RAID 1 uses the concept of data mirroring. Data is mirrored or cloned to an identical set of disks so that if one of the disks fails, the other one can be used. It also improves read performance since different blocks of data can be accessed from all the disks simultaneously. This can be explained in the diagram below. A multi-threaded process can access Block 1 from Disk 1 and Block 2 from Disk 2 at once thereby increasing the read speed just like RAID 0. But unlike RAID 0, write performance is reduced since all the drives must be updated whenever new data is written. Another disadvantage is that space is wasted to duplicate the data thereby increasing the cost to storage ratio.
- Data can be recovered in case of disk failure
- Increased performance for read operation
- Slow write performance
- Space is wasted by duplicating data which increases the cost per unit memory
RAID 4 stripes the data across multiple disks just like RAID 0. In addition to that, it also stores parity information of all the disks in a separate dedicated disk to achieve redundancy. In the diagram below, Disk 4 serves as the parity disk having parity blocks Ap, Bp, Cp and Dp. So, if one of the disks fails, the data can be reconstructed using the parity information of that disk. Space is more efficiently used here when compared to RAID 1 since parity information uses way less space than mirroring the disk.
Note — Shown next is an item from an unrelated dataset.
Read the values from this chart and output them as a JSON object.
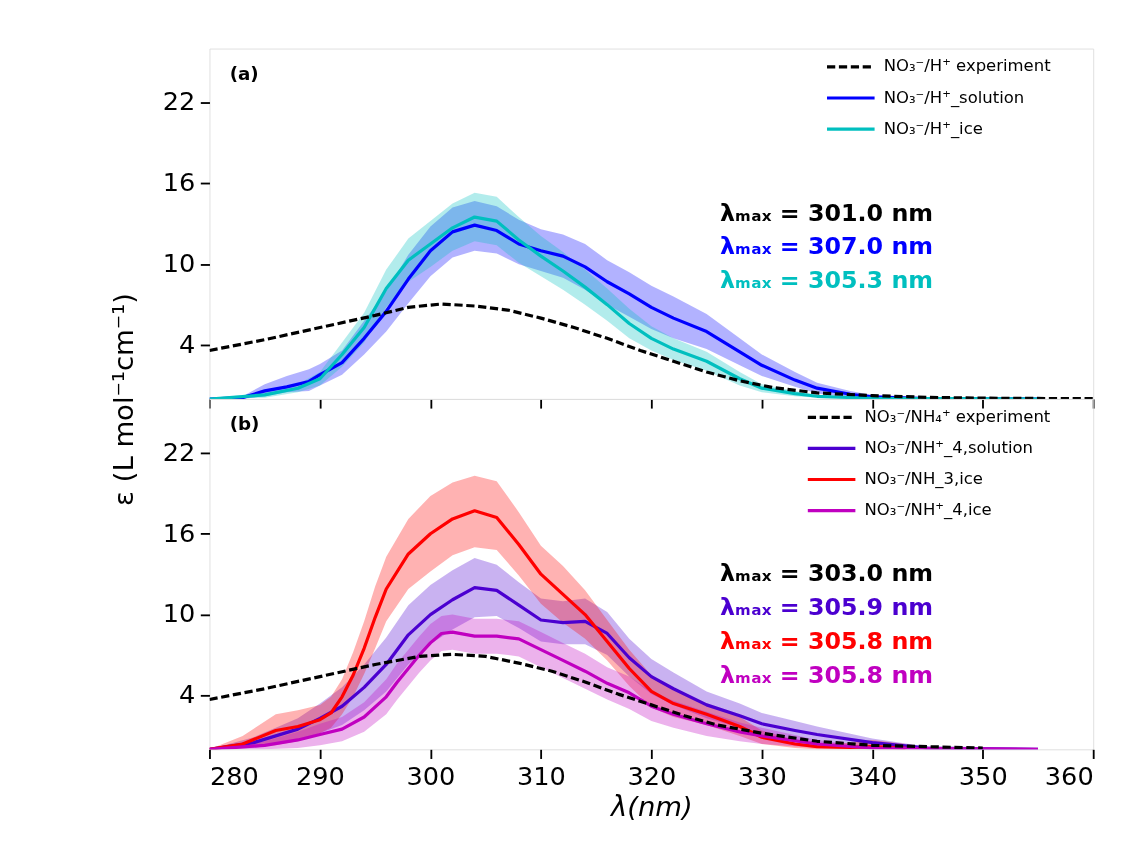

The write performance becomes slow because all the parity information is written on a single disk which is a bottleneck. This problem is solved in RAID 5 as we will see next.
- Efficient data redundancy in terms of cost per unit memory
- Performance boost for read operations due to data stripping
- Write operation is slow
- If the dedicated parity disk fails, data redundancy is lost
RAID 5 is very similar to RAID 4, but here the parity information is distributed over all the disks instead of storing them in a dedicated disk. This has two benefits — First, there is no more a bottleneck as the parity stress evens out by using all the disks to store parity information and second, there is no possibility of losing data redundancy since one disk does not store all the parity information.
- All the advantages of RAID 4 plus increased write speed and better data redundancy
- Can only handle up to a single disk failure
RAID 6 uses double parity blocks to achieve better data redundancy than RAID 5. This increases the fault tolerance for upto two drive failures in the array. Each disk has two parity blocks which are stored on different disks across the array. RAID 6 is a very practical infrastructure for maintaining high availability systems.
- Better data redundancy. Can handle upto 2 failed drives
- Large parity overhead
RAID 10 (RAID 1+0)
RAID 10 combines both RAID 1 and RAID 0 by layering them in opposite order. Sometimes, it is also called as “nested” or “hybrid” RAID. This is a “best of both worlds approach”, because it has the fast performance of RAID 0 and the redundancy of RAID 1. In this setup, multiple RAID 1 blocks are connected with each other to make it like RAID 0. It is used in cases where huge disk performance (greater than RAID 5 or 6) along with redundancy is required.
- Very fast performance
- Redundancy and fault tolerance
- Cost per unit memory is high since data is mirrored
RAID Implementation and Support
Many operating systems have built-in support for RAID. In Linux, there is a tool called mdadm which can be used to manage and monitor RAID devices. The entire setup and operation of mdadm have been explained in detail at the kernel wiki page. In addition, file systems such like ZFS, GPFS, Btrfs and XFS provide built-in support for RAID. On the hardware front, systems like Intel Matrix RAID has a dedicated drive controller chip which contains firmware and drivers to implement the RAID architecture.
Understanding the RAID levels is very crucial for developing storage infrastructure that meets the needs of the organisation. RAID has the capability to protect against disk failures and provide fast performance. However, it does not provide any means to protect against data corruption or implement security capabilities.